The Board of Directors of a Company, may appoint a person as Director, in place of a Director who was appointed in the general meeting of the shareholders and whose office is vacant, due to casual vacancy as per Section 262 of the Companies Act, 1956.
Situations of Casual Vacancy of Directors:-
Generally there are 4 situations, wherein casual vacancy of the Director happens:
(1) Resignation by the Director;
(2) Disqualification of the Director;
(3) Death of the Director;
(4) Insolvency of the Director
The appointment has to be done by passing of a board resolution, in default of and subject to any regulations in the articles of the company.
Convening of Board Meeting mandatory for appointment:-
Section 262 of the Companies Act, 1956 clearly mandates that the appointment of director to fill casual vacancy should be made in the duly convened meeting of the board of directors.
That means if the director, appointed to fill in the casual vacancy, is made through circular resolution, it will not be valid.
Tenure of Directorship:-The Director appointed against the casual vacancy, shall be eligible to hold office upto the date upto which the director in whose place he is appointed would have held office.

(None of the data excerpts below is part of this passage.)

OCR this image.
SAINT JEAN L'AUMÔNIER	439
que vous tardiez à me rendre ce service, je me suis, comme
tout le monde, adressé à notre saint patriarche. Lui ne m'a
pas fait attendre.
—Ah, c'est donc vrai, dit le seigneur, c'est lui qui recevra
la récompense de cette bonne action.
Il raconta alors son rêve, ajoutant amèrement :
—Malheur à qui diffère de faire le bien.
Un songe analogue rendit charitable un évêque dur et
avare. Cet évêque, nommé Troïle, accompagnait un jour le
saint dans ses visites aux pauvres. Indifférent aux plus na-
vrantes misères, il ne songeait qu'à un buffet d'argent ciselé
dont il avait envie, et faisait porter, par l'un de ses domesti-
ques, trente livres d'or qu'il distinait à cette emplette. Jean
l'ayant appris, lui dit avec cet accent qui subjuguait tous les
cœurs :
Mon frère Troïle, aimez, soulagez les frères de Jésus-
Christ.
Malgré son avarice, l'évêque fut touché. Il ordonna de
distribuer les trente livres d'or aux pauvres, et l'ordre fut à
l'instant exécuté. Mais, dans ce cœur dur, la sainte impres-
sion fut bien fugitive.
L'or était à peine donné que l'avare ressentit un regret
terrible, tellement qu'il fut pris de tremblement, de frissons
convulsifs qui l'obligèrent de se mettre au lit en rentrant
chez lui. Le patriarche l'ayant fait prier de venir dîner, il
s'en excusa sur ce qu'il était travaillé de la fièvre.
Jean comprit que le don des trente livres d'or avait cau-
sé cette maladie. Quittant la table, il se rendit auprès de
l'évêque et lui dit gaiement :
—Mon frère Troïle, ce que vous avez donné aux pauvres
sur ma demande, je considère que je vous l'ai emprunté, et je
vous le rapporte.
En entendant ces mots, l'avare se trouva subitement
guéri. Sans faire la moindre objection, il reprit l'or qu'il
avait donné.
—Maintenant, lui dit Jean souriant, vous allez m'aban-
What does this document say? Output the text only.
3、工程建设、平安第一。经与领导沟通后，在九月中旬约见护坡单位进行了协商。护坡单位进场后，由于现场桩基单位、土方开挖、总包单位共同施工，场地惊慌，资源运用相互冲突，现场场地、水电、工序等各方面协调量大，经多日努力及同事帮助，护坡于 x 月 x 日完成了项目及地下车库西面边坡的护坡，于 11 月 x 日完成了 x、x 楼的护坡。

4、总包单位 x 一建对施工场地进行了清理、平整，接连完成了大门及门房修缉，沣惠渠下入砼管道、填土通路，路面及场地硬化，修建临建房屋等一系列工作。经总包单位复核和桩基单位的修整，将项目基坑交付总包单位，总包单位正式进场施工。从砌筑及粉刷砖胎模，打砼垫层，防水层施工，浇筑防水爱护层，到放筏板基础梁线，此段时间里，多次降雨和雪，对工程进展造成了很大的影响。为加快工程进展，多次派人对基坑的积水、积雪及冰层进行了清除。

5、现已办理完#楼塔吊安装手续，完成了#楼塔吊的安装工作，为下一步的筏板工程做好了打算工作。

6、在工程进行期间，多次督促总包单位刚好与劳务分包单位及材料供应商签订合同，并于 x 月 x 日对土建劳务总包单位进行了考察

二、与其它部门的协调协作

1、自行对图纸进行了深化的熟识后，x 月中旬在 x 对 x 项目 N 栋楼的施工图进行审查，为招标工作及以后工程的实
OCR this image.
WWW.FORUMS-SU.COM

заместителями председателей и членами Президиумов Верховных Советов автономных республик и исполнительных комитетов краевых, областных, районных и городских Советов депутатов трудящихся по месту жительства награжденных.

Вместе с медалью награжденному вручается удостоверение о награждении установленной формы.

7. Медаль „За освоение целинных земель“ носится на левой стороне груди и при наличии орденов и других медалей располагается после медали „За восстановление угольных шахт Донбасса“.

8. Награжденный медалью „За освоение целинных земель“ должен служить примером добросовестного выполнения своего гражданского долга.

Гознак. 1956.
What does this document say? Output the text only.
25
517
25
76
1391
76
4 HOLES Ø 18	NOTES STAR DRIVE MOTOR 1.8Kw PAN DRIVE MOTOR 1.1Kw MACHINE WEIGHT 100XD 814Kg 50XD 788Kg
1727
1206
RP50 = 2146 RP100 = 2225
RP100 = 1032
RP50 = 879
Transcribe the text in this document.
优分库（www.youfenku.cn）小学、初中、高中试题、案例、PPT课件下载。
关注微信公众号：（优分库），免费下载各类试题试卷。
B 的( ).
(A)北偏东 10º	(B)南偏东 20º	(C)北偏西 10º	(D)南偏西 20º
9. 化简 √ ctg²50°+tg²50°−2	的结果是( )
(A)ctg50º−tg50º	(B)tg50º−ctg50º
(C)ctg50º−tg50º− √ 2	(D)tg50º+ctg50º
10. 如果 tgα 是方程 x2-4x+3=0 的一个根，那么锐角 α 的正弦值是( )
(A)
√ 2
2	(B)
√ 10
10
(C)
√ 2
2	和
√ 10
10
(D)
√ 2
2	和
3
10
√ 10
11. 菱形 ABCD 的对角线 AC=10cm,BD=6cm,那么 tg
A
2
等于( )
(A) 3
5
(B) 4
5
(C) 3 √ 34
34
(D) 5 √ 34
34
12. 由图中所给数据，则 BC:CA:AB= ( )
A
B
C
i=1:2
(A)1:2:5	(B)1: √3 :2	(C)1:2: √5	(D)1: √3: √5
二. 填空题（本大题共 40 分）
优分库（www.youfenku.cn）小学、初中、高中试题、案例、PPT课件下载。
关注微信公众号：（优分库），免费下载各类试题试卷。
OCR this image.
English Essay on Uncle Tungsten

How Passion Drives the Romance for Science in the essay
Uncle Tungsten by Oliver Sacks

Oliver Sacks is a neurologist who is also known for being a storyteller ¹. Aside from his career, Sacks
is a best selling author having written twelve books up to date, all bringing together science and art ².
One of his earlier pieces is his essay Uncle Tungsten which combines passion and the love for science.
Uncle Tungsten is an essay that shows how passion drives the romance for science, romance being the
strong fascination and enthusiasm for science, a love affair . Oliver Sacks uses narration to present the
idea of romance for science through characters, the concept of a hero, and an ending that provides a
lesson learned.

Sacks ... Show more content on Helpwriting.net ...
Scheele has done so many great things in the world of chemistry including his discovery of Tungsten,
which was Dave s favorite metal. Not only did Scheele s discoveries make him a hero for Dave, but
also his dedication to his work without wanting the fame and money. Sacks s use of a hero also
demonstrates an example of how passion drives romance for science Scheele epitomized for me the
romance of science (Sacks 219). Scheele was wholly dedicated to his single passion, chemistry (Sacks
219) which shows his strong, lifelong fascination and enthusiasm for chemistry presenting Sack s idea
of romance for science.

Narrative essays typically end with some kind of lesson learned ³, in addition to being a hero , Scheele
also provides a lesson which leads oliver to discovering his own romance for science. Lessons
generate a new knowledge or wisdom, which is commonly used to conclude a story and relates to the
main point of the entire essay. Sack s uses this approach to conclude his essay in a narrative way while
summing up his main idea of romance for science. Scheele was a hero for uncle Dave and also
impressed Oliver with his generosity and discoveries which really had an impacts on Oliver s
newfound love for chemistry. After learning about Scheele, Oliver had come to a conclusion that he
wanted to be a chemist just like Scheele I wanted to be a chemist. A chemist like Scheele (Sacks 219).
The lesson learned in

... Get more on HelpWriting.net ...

Appointment of Director against a casual vacancy is optional:-
It is not mandatory that the Board of Directors must have to appoint a Director in casual vacancy, however it depends on the board whether or not to appoint such director.
The above provisions are applicable to public company or a private company which is a subsidiary of a public company. Not applicable to private company which is not a subsidiary of a public company.